All four suspects are facing conspiracy to commit robbery charges, but some are linked to other crimes in Sacramento and Placer counties, authorities said.
Rushing, who's on parole, is also facing drugs charges and isn't eligible for bail, Troxell said. The suspects are being held at the Mariposa County Jail in lieu of $1 million bail each.
The incident occurred Sept. 28 when robbers entered the museum's vault about 4 p.m. after threatening a guide and curator with pickaxes. Authorities said they were dressed in black and wearing hoods to conceal their identities.
In the two-minute robbery during business hours, the men took off with more than $1 million worth of gold and gems by smashing display cases.
According to the CHP, they tried to steal one of the museum's most prized pieces -- a 14-pound gold nugget called the Fricot Nugget -- but the alarm went off before they could break the case.
The heist was captured on the museum's surveillance cameras.
Tuesday's arrests brought a sense of relief to Mariposa residents, many of whom felt personally violated by the brazen robbery and were eagerly awaiting arrests in the case.
Mike Radanovich, 58, was born and raised in Mariposa. His family-owned business, Fremont House, has been in the same downtown location since 1956.
"I'm very happy," he said, taking a deep sigh. "I'm just glad they were caught and it proves to me that people can't just come up here and take advantage of us,"

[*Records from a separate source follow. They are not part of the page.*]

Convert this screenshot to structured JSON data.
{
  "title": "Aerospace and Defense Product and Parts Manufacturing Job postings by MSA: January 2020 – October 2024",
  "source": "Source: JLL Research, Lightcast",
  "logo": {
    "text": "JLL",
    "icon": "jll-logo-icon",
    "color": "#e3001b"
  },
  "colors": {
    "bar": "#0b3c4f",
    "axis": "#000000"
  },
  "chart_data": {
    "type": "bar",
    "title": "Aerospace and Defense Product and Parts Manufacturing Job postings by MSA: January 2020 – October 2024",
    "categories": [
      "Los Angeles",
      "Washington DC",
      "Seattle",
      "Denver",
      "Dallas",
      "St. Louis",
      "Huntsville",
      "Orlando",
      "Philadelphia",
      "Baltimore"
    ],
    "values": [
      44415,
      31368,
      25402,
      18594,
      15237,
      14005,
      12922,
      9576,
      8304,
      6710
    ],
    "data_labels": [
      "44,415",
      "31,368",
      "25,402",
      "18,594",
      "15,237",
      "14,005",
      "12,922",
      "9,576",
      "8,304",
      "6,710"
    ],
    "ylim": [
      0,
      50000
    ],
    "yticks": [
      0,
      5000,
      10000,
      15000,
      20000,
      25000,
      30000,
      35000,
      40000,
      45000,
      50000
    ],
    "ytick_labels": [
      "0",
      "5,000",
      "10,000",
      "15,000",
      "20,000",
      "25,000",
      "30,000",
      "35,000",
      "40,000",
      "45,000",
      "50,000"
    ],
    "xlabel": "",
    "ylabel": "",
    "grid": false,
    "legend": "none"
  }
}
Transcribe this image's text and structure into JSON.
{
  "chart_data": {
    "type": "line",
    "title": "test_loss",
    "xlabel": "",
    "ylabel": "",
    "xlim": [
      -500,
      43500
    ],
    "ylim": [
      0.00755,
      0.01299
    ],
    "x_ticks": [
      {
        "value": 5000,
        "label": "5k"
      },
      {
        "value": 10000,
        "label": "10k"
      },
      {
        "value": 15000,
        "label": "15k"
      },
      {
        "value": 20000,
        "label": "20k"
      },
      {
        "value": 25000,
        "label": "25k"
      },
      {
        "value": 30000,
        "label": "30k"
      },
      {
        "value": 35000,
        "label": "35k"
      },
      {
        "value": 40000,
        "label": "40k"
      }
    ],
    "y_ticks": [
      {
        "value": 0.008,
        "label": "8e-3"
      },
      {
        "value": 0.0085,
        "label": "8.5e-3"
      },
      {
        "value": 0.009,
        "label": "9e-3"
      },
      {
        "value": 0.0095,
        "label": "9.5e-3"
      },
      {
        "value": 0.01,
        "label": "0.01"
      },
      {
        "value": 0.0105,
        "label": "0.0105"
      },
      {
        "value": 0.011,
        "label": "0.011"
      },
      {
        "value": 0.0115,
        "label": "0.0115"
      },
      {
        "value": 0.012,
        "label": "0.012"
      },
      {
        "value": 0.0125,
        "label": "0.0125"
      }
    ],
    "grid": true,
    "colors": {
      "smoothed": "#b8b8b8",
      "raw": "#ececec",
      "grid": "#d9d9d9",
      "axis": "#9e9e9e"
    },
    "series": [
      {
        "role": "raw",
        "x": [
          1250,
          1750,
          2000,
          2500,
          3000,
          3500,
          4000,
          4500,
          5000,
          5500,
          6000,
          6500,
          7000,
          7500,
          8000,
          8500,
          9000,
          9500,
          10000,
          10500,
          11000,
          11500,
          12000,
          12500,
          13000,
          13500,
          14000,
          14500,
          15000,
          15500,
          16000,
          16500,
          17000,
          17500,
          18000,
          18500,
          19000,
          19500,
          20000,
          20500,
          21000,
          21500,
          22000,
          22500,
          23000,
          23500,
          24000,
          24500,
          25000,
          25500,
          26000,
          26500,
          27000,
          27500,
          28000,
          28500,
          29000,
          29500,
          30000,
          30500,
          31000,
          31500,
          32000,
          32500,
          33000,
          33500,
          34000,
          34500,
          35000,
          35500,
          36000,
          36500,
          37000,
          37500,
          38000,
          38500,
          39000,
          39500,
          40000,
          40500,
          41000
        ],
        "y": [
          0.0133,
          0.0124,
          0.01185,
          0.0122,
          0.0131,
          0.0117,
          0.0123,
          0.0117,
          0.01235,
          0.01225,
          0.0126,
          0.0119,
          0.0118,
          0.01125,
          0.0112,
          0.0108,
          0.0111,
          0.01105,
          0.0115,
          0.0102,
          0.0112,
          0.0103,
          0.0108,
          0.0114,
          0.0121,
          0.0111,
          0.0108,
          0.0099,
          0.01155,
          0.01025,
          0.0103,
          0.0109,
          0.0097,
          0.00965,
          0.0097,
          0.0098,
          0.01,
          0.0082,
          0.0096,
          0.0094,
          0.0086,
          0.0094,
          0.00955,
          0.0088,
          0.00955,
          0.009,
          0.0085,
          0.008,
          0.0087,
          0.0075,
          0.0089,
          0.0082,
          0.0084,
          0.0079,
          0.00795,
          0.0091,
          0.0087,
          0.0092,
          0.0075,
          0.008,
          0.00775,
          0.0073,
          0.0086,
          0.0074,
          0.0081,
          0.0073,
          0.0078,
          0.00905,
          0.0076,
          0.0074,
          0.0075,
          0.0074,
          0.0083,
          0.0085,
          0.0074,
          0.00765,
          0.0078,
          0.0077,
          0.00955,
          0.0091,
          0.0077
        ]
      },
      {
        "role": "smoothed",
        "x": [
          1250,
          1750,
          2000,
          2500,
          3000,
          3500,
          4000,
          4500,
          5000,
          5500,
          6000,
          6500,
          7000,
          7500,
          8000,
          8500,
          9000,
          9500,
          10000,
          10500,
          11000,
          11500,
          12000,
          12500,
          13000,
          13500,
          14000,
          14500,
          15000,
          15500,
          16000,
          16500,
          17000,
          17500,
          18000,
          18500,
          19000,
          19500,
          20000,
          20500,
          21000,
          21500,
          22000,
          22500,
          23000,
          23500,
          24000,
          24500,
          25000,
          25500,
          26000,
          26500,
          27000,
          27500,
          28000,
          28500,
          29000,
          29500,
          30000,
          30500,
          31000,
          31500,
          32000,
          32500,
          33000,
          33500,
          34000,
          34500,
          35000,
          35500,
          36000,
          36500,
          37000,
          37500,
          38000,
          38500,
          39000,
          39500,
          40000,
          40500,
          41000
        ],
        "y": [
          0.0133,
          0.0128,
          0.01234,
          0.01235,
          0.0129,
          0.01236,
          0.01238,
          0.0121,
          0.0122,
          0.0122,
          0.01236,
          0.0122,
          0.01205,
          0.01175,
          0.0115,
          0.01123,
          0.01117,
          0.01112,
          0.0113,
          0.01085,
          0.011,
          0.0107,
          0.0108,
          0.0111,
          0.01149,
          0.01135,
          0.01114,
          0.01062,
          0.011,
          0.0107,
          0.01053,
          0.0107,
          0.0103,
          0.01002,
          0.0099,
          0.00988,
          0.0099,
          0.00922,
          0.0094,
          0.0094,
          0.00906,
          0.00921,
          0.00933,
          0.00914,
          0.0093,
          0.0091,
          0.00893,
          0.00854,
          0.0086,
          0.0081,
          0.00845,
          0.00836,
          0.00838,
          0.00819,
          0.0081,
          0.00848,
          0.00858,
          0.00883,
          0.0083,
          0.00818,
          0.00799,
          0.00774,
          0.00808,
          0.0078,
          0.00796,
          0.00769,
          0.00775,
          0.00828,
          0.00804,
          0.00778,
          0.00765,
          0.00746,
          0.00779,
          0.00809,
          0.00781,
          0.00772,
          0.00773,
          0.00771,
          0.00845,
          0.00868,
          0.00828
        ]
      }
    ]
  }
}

Radanovich said Mariposa is a safe community where such crimes don't usually happen. "This town means the world to us and we don't have that kind of problem here -- we're proud of that," Radanovich said. "The news of them being caught takes away the fear. I'm very proud of our authorities."
Kathy McCorry, executive director of the Mariposa County Chamber of Commerce, shared Radanovich's sentiment about Mariposa being one of the safest places around.
"The community always considered ourselves to be extremely safe," McCorry said. "In a way, I think the entire community felt violated because it concerned us that it might not be as safe as we previously felt."
McCorry credited the law enforcement agencies involved for the swift action and the perseverance that brought the sense of security back to Mariposa.
Dan Youngren, supervising ranger at state parks department, said the museum reopened on Monday, and the agency is taking additional security measures, including more routine patrols and banning all photography inside the museum.
"Ever since the robbery, everyone has been on edge," Youngren said. "But it's a huge sense of relief. For the small community of Mariposa, justice will be served."
Youngren said the vault remains closed for repairs, and the agency is talking to local vendors about more enhancements.
While some business owners and residents echoed the same relief as others, they want the precious mineral and gems back.
"I'm happy that they've been caught and it's out there that they didn't get away with it, but my concern is that the artifacts are returned," said Daryel Lee Caputo, 52, co-owner the Mariposa Coffee Co. "It's not just the monetary value, it's about the heritage for our children."
Mariposa County Supervisor Kevin Cann's district includes the historic museum, which houses more than 13,000 artifacts dating to the 1800s.
He received a text message from Sheriff Doug Binnewies about the arrests during Tuesday night's board meeting.
After exchanging glances with fellow Supervisor Jim Allen, who received the same message, Cann made the announcement to the room of 30 people. The room erupted as everyone in the audience jumped up and began clapping, Cann said.
"We have a very responsive law enforcement group," Cann noted. "We spend a lot of money on our law enforcement and safety services, and this was an affront to it -- it was an attack to our sense of safety and community."
One of the 30 people clapping in the room was Ron Iudice, the vice president of California State Mining and Mineral Museum Association.
For the last 25 years, the association has supported the museum by funding educational programs and one staff position, and running the gift shop. It helped pay for repairs after the robbery, including broken glass cases and a damaged exit door.
Iudice has been involved with the association for the last 22 years.
"I was devastated that this happened, and the whole community was shocked," Iudice said.
Now people are looking forward to the trial, he said. "That's when justice will be served." Iudice had some parting advice for anyone thinking about targeting Mariposa in the future:
"Don't come to Mariposa to do your crime -- it doesn't pay."